FHA is primarily an insurer of home loans originated by its approved lenders based on its lending guidelines. By law, It needs to maintain a minimum of 2% reserve in its Mutual Mortgage Insurance (MMI) Fund to tide over losses due to defaults.
The rapid increase in the number of loans it insures and the accompanying losses, the MMI fund currently has a negative 1.44% in its reserves. Basically, the losses it suffered due to loan defaults are much greater than the premiums it collects for its reserve fund. In a bid to shore up its reserves, FHA has planned to increase the mortgage insurance premiums it collects.

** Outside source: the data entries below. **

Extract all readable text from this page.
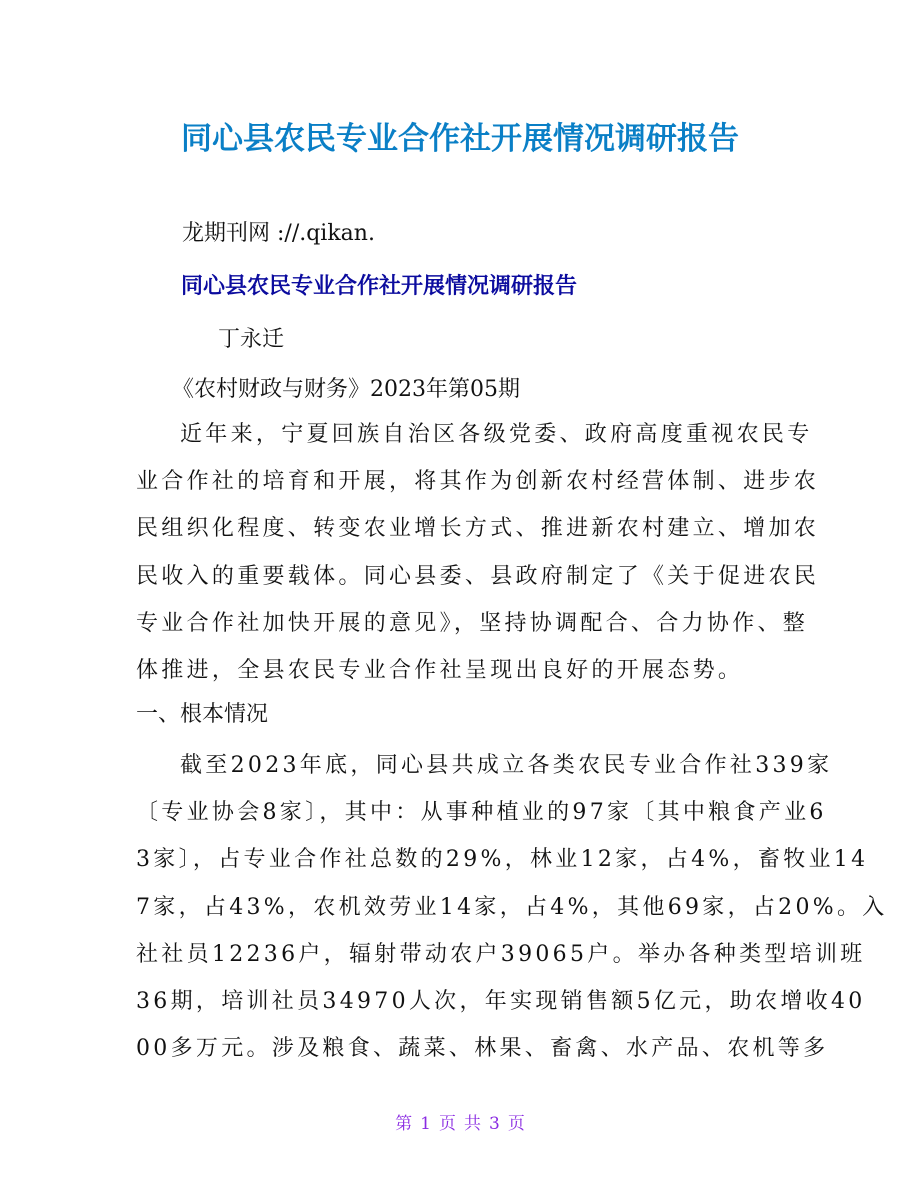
同心县农民专业合作社开展情况调研报告
龙期刊网 ://.qikan.
同心县农民专业合作社开展情况调研报告
丁永迁
《农村财政与财务》2023年第05期
近年来，宁夏回族自治区各级党委、政府高度重视农民专
业合作社的培育和开展，将其作为创新农村经营体制、进步农
民组织化程度、转变农业增长方式、推进新农村建立、增加农
民收入的重要载体。同心县委、县政府制定了《关于促进农民
专业合作社加快开展的意见》，坚持协调配合、合力协作、整
体推进，全县农民专业合作社呈现出良好的开展态势。
一、根本情况
截至2023年底，同心县共成立各类农民专业合作社339家
〔专业协会8家〕，其中：从事种植业的97家〔其中粮食产业6
3家〕，占专业合作社总数的29%，林业12家，占4%，畜牧业14
7家，占43%，农机效劳业14家，占4%，其他69家，占20%。入
社社员12236户，辐射带动农户39065户。举办各种类型培训班
36期，培训社员34970人次，年实现销售额5亿元，助农增收40
00多万元。涉及粮食、蔬菜、林果、畜禽、水产品、农机等多
第 1 页 共 3 页
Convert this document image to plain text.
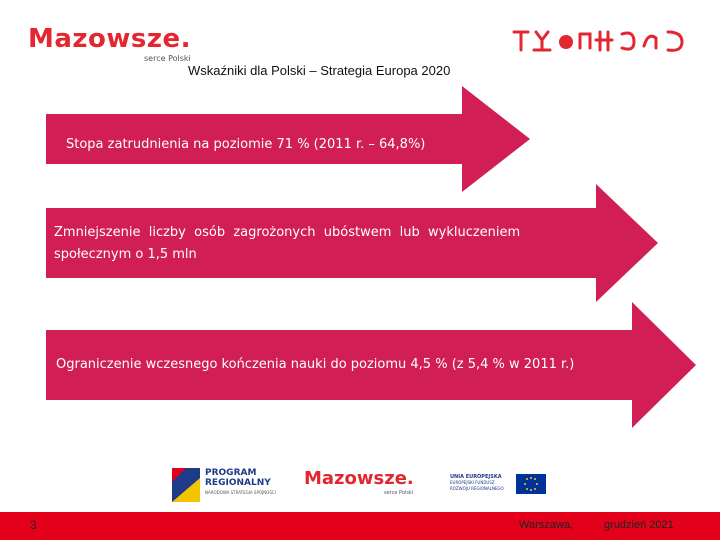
Mazowsze.
serce Polski
Wskaźniki dla Polski – Strategia Europa 2020
Stopa zatrudnienia na poziomie 71 % (2011 r. – 64,8%)
Zmniejszenie  liczby  osób  zagrożonych  ubóstwem  lub  wykluczeniem
społecznym o 1,5 mln
Ograniczenie wczesnego kończenia nauki do poziomu 4,5 % (z 5,4 % w 2011 r.)
PROGRAM
REGIONALNY
NARODOWA STRATEGIA SPÓJNOŚCI
Mazowsze.
serce Polski
UNIA EUROPEJSKA
EUROPEJSKI FUNDUSZ
ROZWOJU REGIONALNEGO
3	Warszawa,	grudzień 2021
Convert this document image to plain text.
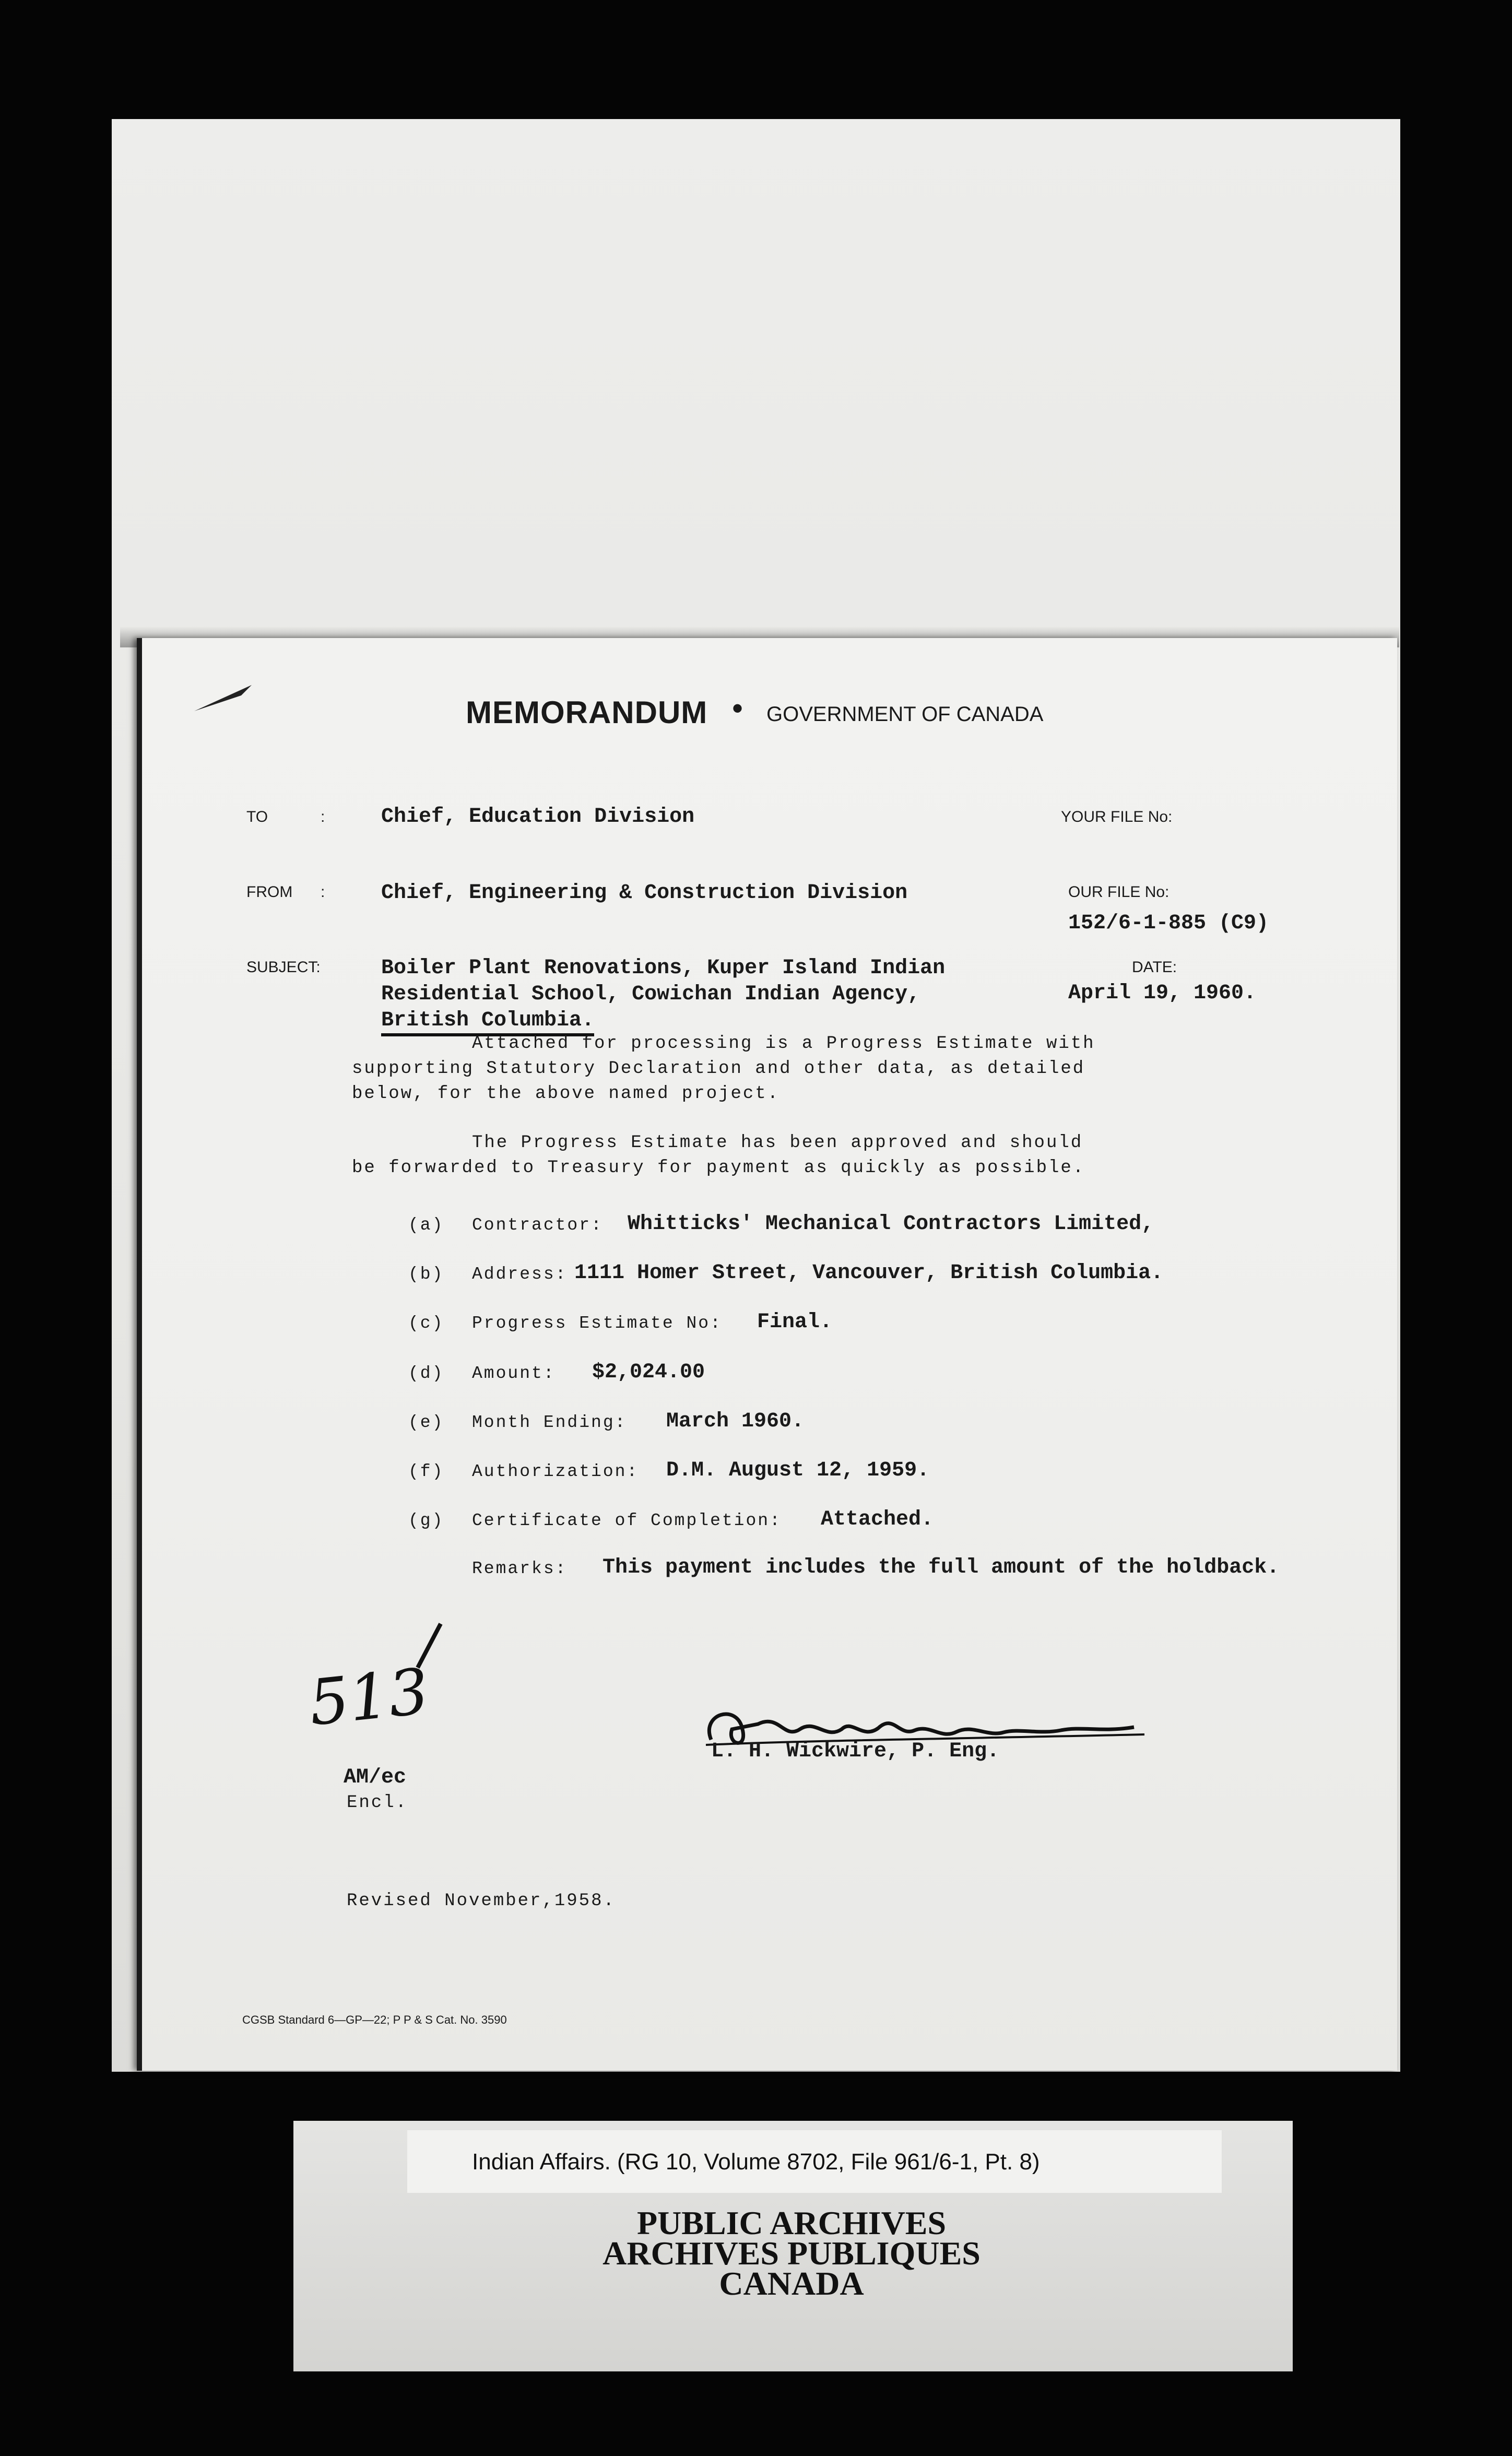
MEMORANDUM • GOVERNMENT OF CANADA
TO	:	Chief, Education Division	YOUR FILE No:
FROM :	Chief, Engineering & Construction Division	OUR FILE No:
152/6-1-885 (C9)
SUBJECT:	Boiler Plant Renovations, Kuper Island Indian
Residential School, Cowichan Indian Agency,
British Columbia.
DATE:
April 19, 1960.
Attached for processing is a Progress Estimate with
supporting Statutory Declaration and other data, as detailed
below, for the above named project.
The Progress Estimate has been approved and should
be forwarded to Treasury for payment as quickly as possible.
(a) Contractor: Whitticks' Mechanical Contractors Limited,
(b) Address: 1111 Homer Street, Vancouver, British Columbia.
(c) Progress Estimate No: Final.
(d) Amount: $2,024.00
(e) Month Ending: March 1960.
(f) Authorization: D.M. August 12, 1959.
(g) Certificate of Completion: Attached.
Remarks: This payment includes the full amount of the holdback.
513
L. H. Wickwire, P. Eng.
AM/ec
Encl.
Revised November,1958.
CGSB Standard 6—GP—22; P P & S Cat. No. 3590
Indian Affairs. (RG 10, Volume 8702, File 961/6-1, Pt. 8)
PUBLIC ARCHIVES
ARCHIVES PUBLIQUES
CANADA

According to the newly issued guidelines by FHA which come into effect from June 03, 2013, annual mortgage insurance must be paid for the life of the loan on all new FHA-insured mortgages that exceed a Loan-to-Value (LTV) of 90% at the time of loan approval. If the starting LTV is 90% or less, the annual MIP must be paid for 11 years.
Before the new underwriting change, FHA borrowers were only required to pay monthly mortgage insurance only till they reach an LTV of 78% based on the original loan balance. From now onwards, FHA will no longer allow the cancellation of the MIP during the entirety of an insured loan.
This is one of the most significant changes to FHA MIP guidelines, considering that the vast majority of borrowers seeking FHA loans make minimal down payment. Moreover, for certain FHA programs, no annual mortgage insurance was required before, only upfront mortgage insurance premium was needed.
The 2012 Lending data shows that FHA lenders originated a total of $233 billion in FHA-insured loans, an increase of 22% over 2011. The huge surge seen in the number of originations for FHA-insured loans in the recent years was primarily due to the agency’s flexible underwriting requirements, low interest rates and reasonable insurance premiums. This new change coupled with the premium increases made in April, make FHA loan programs a lot less attractive than the conventional mortgages.
Typically, PMI payments on a conventional mortgage last for about 10 years for loans with an LTV above 80%, or till the equity in the home exceeds 20%. With the newly introduced FHA MIP changes, the FHA borrowers will end up paying annual insurance premium for a period of 30 years.
Even if the FHA loan carries a lower interest rate when compared to a conventional home loan, the rise in mortgage insurance premiums will negate any such savings.
Borrowers who primarily shop for a home loan based on the interest rate should pay special attention to the effect that insurance premiums will have on their long term mortgage payments.